APRA pushes banks to suspend dividends
The powerful banking regulator has urged banks and insurance companies to "seriously consider" suspending their decisions on dividend payments until there is more certainty about the economic toll inflicted by coronavirus.
In a rare intervention, the chairman of the Australian Prudential Regulation Authority (APRA) Wayne Byres on Tuesday wrote to boards, calling for restraint in dividends, buybacks and cash bonuses for executives.
Unlike regulators in the United Kingdom and New Zealand, Mr Byres did not explicitly tell boards of banks and insurers to freeze their dividend payments. However, he wrote that if they do pay a dividend, it must first be cleared by the regulator and it must be at a level that is "materially reduced."
APRA’s Wayne Byres has also urged the banks to resist cash bonuses for executive.Credit:Daniel Munoz
Mr Byres said authorised deposit-taking institutions (ADIs) needed to make judgments about their capital that were forward-looking, and "in the current environment of significant uncertainty in the outlook, this can be very challenging".
"During this period, APRA expects that ADIs and insurers will seriously consider deferring
decisions on the appropriate level of dividends until the outlook is clearer," Mr Byres wrote.
"However, where a board is confident that they are able to approve a dividend before this, on the basis of robust stress-testing results that have been discussed with APRA, this should nevertheless be at a materially reduced level."
Evans and Partners analyst Matthew Wilson, who has been calling for banks to suspend dividends during the crisis, said: "APRA clearly does not want ADIs and insurers to pay dividends."
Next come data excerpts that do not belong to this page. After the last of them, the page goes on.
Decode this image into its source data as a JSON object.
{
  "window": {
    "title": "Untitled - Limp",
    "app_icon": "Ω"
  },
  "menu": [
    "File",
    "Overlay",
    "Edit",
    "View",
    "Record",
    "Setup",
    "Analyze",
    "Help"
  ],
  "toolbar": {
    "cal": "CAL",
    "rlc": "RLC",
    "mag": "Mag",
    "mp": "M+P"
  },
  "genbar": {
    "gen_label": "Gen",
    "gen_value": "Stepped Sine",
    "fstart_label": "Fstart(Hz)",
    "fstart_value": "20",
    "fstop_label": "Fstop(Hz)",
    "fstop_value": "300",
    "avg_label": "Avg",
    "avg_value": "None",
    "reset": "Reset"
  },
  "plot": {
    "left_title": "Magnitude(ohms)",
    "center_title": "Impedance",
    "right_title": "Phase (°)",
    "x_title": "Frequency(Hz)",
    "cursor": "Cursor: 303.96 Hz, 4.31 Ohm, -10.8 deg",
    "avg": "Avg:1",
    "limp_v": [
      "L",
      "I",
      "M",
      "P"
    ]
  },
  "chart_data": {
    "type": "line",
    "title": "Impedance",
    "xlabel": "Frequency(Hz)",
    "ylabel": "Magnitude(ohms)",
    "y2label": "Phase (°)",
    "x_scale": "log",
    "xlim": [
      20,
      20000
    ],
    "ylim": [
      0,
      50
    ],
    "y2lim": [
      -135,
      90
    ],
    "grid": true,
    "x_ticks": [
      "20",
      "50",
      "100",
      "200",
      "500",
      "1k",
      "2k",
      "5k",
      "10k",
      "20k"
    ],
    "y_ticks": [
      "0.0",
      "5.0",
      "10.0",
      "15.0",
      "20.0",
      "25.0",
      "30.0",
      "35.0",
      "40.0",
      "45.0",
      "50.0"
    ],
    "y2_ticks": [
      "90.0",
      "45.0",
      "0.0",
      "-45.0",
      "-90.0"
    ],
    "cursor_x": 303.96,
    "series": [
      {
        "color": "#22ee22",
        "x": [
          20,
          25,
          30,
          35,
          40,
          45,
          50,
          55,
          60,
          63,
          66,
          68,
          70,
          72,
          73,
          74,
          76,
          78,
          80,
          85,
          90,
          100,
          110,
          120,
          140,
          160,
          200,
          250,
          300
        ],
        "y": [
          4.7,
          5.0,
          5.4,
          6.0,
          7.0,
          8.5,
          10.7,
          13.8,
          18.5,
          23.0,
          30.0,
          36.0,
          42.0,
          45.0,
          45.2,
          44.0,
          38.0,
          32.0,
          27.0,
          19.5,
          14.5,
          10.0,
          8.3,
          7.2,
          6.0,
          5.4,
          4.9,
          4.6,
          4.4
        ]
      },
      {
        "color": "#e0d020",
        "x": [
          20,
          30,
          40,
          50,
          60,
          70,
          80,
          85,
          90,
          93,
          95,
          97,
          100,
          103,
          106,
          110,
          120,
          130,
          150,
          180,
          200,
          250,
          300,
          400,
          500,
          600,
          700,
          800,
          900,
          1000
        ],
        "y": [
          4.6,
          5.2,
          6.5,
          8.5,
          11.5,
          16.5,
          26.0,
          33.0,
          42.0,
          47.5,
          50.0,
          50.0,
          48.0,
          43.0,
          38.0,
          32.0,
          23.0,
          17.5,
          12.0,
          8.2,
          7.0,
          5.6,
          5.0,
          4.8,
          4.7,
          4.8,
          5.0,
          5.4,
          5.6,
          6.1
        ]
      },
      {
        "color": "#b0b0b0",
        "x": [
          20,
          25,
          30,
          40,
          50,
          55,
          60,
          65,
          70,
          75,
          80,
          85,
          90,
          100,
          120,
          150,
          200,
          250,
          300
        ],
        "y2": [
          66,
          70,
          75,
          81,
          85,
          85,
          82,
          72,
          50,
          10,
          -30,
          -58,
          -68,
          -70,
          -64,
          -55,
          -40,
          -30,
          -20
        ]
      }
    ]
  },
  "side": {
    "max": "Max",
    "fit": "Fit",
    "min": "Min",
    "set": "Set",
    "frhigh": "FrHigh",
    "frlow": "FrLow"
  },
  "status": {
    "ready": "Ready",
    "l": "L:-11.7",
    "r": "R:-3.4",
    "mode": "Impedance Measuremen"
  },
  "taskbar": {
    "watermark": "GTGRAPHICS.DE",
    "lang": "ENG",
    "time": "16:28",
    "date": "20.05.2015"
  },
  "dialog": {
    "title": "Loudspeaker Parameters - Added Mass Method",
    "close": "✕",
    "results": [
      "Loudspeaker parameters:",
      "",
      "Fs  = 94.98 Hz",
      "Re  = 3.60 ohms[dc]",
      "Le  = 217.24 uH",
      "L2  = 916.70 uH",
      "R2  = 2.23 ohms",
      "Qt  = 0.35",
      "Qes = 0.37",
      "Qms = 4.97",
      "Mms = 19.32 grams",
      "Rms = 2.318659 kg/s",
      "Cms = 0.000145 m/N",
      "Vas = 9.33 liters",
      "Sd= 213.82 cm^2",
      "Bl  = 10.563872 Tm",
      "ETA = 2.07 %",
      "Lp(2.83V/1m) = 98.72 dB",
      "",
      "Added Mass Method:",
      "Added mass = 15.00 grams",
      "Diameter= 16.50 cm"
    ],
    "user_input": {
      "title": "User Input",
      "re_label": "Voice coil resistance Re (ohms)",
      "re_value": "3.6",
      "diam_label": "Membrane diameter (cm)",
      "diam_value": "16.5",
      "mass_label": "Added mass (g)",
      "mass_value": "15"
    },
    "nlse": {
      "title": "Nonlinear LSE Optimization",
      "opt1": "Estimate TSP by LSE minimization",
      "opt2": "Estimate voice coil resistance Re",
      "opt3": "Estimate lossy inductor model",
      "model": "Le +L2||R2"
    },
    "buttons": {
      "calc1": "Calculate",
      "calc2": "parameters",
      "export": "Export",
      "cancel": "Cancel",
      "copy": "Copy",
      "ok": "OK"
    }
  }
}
Mr Byres said banks had a "critical" role in supporting the economy during the crisis, and APRA had temporarily relaxed some capital requirements "with this support very much in mind".
Against that backdrop, he said APRA expected regulated institutions to "limit discretionary capital distributions" in coming months, which should include "prudent reductions in dividends". Instead of returning capital to shareholders, APRA wants the financial sector to use their capital for activities such as lending and providing insurance.
"APRA also expects that boards will appropriately limit executive cash bonuses, mindful of the current challenging environment," Mr Byres added.
The big four banks — Commonwealth Bank, ANZ Bank, National Australia Bank and Westpac — are among the biggest dividend payers on the Australian sharemarket, and the market has in recent weeks priced in significant cuts.
In the short term Mr Byres' letter is likely to put pressure on ANZ Bank, National Australia Bank and Westpac, which ruled off their first half last week and are due to hand down results later this month and in May.
New Westpac chief executive Peter King last week said the bank would face a “fine balance” when setting its dividend. ANZ chief executive Shayne Elliott last week told The Sydney Morning Herald and The Age he could understand why some overseas regulators had declared a "time-out" for dividends, though he did not know if this would happen in Australia.
Commonwealth Bank, which reports on a different financial calendar, last week paid $3.5 billion in dividends to shareholders for the first half, and will not need to make a decision on its dividend until its full-year results, to be delivered in August.